In der Streitsache von

G. Meyer, Verleger des „Fürs Schweizerhaus“ Seefeldstr. 11 in Zürich 8

Kläger

vertr. durch Dr. E. Kaiser, Advokat, vom Adv.Bür. Dr. B. Heberlein in Rorschach,

gegen

Jakob Kuster, Reisender, Bogenstrasse 13 in Rorschach (bezw. jetzt in St.Gallen, Steingrüble 45), bürgerlich von Eschenbach (Kt. St.Gallen), geb. 12. Aug. 1861, verh;

Beklagten

vertr. durch Dr. J. Eisenring-Reutty, Advokat, Rorschach

betr.

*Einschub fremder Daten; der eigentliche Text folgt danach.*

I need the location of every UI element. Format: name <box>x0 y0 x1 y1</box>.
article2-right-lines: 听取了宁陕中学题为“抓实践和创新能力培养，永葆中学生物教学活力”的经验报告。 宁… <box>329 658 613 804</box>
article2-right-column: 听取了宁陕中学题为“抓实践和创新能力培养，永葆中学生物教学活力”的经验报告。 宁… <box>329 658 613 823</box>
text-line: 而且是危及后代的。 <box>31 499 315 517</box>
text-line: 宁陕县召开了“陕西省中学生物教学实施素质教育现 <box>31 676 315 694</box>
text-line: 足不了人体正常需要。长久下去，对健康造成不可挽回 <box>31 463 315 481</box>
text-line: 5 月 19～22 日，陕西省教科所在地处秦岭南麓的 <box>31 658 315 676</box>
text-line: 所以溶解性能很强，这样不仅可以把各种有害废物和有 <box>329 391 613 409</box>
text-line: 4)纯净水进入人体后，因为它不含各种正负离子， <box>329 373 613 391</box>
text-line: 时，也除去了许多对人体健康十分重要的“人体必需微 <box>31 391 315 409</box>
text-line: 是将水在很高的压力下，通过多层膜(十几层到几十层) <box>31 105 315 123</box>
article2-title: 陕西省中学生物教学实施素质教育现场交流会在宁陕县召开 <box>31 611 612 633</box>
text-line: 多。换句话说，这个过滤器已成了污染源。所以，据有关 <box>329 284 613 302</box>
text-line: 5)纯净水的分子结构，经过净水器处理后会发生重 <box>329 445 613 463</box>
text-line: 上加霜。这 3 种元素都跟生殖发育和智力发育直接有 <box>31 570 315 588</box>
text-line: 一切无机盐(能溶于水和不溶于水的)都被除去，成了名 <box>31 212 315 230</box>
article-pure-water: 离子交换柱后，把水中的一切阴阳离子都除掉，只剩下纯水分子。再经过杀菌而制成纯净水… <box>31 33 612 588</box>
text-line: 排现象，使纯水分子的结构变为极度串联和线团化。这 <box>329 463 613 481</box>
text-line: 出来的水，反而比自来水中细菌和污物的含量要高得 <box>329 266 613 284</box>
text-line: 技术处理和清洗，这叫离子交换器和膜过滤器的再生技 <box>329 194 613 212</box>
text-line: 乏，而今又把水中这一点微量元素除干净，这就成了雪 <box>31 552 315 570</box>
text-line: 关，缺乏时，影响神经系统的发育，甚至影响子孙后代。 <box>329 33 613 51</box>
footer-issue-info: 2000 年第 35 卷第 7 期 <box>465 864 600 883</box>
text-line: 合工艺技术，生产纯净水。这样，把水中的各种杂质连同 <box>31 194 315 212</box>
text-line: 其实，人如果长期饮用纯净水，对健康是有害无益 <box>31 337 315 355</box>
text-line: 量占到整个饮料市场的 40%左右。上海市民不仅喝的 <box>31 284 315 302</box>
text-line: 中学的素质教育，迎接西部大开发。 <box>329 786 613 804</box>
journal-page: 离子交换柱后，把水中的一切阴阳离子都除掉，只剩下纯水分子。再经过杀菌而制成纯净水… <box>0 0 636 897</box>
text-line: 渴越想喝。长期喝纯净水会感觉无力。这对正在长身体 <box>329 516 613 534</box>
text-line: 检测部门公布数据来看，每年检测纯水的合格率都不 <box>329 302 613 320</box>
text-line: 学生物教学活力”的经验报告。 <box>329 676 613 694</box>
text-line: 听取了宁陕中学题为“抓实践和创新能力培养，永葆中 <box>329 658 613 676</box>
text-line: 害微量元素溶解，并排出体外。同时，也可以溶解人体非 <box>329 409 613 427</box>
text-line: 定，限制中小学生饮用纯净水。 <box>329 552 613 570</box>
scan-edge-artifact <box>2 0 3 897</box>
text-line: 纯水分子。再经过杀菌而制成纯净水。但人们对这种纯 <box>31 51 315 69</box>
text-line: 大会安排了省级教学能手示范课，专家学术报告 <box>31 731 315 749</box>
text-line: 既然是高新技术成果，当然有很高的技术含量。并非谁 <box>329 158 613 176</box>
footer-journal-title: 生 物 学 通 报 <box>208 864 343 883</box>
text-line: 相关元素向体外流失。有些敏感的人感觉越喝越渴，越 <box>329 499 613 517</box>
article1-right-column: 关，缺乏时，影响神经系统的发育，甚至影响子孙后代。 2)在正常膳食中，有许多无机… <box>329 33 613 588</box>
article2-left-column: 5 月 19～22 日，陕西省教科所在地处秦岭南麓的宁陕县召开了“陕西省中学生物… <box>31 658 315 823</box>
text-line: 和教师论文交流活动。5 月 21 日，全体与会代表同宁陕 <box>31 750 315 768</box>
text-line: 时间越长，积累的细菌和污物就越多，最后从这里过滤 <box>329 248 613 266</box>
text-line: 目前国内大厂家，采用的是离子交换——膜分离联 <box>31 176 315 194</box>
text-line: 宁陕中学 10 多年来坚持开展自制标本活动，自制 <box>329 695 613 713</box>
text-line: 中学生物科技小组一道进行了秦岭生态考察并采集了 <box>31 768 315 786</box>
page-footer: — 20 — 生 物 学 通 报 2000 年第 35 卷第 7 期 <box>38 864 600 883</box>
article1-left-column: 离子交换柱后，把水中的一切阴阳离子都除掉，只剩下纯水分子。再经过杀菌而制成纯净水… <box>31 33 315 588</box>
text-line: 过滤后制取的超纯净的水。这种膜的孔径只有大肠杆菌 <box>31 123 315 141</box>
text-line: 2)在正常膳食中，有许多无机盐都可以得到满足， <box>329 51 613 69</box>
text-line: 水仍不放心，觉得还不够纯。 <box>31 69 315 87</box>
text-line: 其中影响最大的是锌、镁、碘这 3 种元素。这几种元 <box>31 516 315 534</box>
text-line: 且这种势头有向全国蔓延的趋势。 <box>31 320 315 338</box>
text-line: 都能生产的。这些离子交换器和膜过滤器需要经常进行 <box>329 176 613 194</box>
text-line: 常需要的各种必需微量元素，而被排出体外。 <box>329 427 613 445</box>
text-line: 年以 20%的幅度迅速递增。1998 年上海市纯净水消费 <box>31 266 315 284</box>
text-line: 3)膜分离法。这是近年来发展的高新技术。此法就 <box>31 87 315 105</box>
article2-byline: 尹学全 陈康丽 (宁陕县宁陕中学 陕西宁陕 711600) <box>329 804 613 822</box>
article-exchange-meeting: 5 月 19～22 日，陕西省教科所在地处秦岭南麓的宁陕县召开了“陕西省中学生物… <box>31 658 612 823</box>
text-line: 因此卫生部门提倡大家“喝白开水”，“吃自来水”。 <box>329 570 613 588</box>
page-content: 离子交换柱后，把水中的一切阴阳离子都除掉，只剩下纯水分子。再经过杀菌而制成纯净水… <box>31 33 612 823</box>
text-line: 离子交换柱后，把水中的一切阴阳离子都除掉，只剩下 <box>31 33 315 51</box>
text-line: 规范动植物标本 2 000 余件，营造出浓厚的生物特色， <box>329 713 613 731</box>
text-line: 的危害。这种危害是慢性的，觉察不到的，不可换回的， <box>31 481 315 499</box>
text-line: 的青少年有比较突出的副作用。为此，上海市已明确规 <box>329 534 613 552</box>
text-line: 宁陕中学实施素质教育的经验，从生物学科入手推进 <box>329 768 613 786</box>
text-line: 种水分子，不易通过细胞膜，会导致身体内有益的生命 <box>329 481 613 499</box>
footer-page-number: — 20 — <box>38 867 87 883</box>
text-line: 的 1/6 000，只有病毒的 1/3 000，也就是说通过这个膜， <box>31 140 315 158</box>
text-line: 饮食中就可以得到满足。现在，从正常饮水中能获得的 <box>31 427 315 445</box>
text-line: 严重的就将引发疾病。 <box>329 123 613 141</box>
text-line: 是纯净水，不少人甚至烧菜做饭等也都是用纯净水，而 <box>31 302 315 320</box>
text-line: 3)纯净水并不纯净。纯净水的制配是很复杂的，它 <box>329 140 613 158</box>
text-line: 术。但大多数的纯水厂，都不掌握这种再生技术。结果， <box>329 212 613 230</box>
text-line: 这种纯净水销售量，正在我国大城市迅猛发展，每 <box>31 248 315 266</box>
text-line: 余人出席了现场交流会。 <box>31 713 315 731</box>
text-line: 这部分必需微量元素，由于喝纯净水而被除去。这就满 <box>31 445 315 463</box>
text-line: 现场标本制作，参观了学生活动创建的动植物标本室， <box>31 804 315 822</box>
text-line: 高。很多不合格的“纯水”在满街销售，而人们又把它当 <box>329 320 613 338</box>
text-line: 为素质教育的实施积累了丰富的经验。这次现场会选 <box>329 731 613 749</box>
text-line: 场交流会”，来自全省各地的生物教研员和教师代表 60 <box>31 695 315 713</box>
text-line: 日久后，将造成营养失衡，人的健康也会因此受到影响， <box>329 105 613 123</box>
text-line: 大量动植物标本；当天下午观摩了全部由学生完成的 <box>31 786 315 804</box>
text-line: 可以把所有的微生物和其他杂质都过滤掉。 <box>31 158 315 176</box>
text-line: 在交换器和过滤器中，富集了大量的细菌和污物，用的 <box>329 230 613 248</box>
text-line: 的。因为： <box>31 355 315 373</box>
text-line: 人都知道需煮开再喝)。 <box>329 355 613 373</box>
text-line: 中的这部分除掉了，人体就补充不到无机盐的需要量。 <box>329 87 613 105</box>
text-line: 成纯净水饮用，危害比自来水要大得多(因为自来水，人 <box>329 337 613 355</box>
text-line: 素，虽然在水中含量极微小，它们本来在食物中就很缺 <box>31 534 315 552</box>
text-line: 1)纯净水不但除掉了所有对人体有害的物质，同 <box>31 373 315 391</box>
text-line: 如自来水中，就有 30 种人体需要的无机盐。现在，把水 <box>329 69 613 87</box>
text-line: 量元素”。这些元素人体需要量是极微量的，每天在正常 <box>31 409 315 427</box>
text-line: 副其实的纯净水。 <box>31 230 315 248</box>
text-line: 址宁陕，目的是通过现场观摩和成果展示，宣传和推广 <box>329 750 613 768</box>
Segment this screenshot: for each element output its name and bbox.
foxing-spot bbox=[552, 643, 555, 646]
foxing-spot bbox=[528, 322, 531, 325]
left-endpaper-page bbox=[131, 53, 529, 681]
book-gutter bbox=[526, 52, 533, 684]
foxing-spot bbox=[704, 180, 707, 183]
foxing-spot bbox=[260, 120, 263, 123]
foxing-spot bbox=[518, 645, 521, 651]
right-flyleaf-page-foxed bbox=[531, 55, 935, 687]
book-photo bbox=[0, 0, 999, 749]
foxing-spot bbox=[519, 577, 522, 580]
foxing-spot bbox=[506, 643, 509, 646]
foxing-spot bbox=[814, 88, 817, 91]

Kreditschädigung

In Fortsetzung der Verhandlung vom 6. April 1916 weiter

In Betracht gezogen:

1. Von den Zeugen, deren Einvernahme am 6. April 1916 beschlossen wurde, ist zunächst Frau Heller geb. Moser, welche von Buchen-Staad inzwischen nach Giubiasco (Kt. Tessin) übersiedelte, unterm 16. August 1916 durch die „Pretura die Billinzona“ auf dem requisitionswege [sic] als Zeugin einvernommen worden. Die deponi[e]rte dort wie folgt: „Ohne den Tag genau angeben zu können, erinnere ich mich, dass Herr J. Kuster, den ich persönlich kenne, mir zugesprochen hat, ich soll das Abonnement ‚Fürs Schweizerhaus‘ abgeben und dafür das ‚Nach Feierabend‘ abonni[e]ren. Als Grund gab er an, dass die Abonnenten des ersteren Blattes bei einer italienischen Gesellschaft versichert seien und diese bezahle, weil Italien im Kriegszustand sei, meine [sic, keine?] Unfaelle mehr. Auf diese Erklärung hin habe ich auch wirklich das Blatt ‚Nach Feierabend‘ abonni[e]rt.“

2. Heute werden nach Ermahnung zur Wahrheit und unter Hinweis auf die Folgen falschen Zeugnisses als Zeugen einvernommen:

2a) Frau Elisabeth Spörri geb. Wacker, von Schüpfen (Kt. Bern, wohnhaft in Steinach, geb. 1864 Januar 7; verh;)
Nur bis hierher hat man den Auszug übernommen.